A vacina pediátrica da Pfizer/BioNTech (Comirnaty®) para crianças na faixa etária de 5-11 anos foi aprovada pela Anisa em dezembro do ano passado. A dose pediátrica foi desenvolvida especialmente para crianças e contém o mesmo princípio ativo da vacina Pfizer para adultos, mas é 2/3 menor que a usada por pessoas com 12 anos ou mais. A dose pediátrica é de 10 microgramas (concentração de mRNA é 0,1 mg/mL), enquanto a dose normal é de 30 microgramas (concentração de mRNA é 0,5 mg/mL).

Hoje, pelo menos sete países já vacinam crianças de 5 a 11 anos: Alemanha, Argentina, Canadá, Chile, França, Estados Unidos e Israel. Nos EUA, por exemplo, mais de 8,7 milhões de doses já foram aplicadas nessa faixa etária e nenhuma morte foi registrada desde o início da campanha em 3 de novembro. Resultados da FDA sugerem que a vacina pediátrica tem cerca de 91% de eficácia na prevenção de covid-19.

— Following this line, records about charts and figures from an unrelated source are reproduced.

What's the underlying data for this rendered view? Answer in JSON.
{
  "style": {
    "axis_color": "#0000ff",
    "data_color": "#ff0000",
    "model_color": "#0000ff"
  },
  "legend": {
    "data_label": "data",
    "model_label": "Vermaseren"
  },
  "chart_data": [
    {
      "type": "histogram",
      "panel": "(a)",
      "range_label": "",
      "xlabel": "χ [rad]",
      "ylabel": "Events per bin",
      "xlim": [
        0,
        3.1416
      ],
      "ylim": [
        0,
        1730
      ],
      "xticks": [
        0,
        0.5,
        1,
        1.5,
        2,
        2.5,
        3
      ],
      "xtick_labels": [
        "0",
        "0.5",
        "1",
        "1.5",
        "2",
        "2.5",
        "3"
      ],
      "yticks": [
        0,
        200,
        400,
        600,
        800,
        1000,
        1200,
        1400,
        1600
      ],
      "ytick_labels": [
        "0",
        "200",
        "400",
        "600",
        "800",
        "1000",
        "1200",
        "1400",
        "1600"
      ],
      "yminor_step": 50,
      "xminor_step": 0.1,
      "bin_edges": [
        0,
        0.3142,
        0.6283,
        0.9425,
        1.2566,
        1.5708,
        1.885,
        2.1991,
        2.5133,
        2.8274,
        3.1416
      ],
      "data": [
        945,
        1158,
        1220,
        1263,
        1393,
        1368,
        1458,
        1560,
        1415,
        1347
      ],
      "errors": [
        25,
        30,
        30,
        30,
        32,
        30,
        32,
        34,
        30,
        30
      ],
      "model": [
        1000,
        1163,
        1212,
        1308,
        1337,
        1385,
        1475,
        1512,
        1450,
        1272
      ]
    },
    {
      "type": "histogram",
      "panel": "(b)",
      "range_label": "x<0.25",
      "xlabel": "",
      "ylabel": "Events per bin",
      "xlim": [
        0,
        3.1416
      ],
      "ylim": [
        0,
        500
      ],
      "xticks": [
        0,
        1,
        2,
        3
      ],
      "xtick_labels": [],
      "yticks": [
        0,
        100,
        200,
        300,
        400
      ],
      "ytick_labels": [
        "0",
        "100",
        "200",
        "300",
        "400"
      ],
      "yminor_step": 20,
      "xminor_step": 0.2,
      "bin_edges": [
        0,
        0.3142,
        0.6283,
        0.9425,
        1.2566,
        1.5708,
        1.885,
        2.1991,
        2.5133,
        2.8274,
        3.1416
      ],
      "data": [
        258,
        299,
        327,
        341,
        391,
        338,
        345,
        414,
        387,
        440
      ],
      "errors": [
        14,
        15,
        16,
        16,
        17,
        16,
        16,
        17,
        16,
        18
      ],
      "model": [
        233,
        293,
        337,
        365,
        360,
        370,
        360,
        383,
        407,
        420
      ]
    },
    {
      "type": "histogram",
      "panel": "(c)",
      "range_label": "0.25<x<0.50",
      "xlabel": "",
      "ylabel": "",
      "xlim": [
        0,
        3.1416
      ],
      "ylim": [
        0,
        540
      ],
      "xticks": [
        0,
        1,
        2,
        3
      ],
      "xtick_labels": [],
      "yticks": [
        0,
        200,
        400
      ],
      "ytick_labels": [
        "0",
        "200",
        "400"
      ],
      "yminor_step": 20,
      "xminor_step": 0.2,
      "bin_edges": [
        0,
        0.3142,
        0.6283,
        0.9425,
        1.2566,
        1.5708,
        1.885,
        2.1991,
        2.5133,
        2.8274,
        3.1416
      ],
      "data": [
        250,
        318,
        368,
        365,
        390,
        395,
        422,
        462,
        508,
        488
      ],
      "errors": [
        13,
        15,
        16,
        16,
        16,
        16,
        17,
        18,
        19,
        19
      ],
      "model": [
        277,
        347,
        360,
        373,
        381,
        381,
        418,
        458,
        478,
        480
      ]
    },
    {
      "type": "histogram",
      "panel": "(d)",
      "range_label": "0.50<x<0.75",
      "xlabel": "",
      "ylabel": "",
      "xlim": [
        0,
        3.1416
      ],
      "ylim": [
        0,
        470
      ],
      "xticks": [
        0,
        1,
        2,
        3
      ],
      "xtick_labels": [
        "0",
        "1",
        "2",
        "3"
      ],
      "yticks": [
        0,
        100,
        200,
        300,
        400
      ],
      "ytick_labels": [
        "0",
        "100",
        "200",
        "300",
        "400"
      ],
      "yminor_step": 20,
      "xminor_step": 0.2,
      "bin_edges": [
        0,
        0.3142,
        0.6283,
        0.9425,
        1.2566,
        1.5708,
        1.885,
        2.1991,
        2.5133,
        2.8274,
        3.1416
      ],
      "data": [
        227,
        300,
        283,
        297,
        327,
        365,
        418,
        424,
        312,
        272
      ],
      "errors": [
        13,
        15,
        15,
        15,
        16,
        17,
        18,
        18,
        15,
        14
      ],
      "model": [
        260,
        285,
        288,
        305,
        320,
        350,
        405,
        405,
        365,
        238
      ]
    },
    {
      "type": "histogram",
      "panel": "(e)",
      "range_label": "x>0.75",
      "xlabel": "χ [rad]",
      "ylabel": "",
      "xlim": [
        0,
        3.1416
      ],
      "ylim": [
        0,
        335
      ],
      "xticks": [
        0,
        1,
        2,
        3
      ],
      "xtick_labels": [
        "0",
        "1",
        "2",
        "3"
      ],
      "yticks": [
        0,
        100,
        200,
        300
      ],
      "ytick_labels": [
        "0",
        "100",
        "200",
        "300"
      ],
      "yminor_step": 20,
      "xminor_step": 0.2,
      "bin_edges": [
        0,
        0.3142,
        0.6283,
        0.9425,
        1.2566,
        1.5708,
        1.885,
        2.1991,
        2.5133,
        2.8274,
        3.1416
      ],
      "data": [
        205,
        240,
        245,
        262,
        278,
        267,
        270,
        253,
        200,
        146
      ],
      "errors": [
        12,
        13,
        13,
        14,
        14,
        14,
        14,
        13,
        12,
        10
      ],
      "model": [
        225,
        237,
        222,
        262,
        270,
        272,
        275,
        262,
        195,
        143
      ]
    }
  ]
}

Já aqui, onde mais de 1,4 mil crianças já morreram em decorrência do vírus, a autorização da Anvisa para o uso da vacina da Pfizer em crianças de 5 a 11 anos foi anunciada em 16 de dezembro. Para a avaliação da ampliação da faixa etária dessa vacina, a Agência contou com a consulta e o acompanhamento de um grupo de especialistas em pediatria e imunologia. Ainda assim, a decisão de vacinar tem encontrado resistência e dúvida.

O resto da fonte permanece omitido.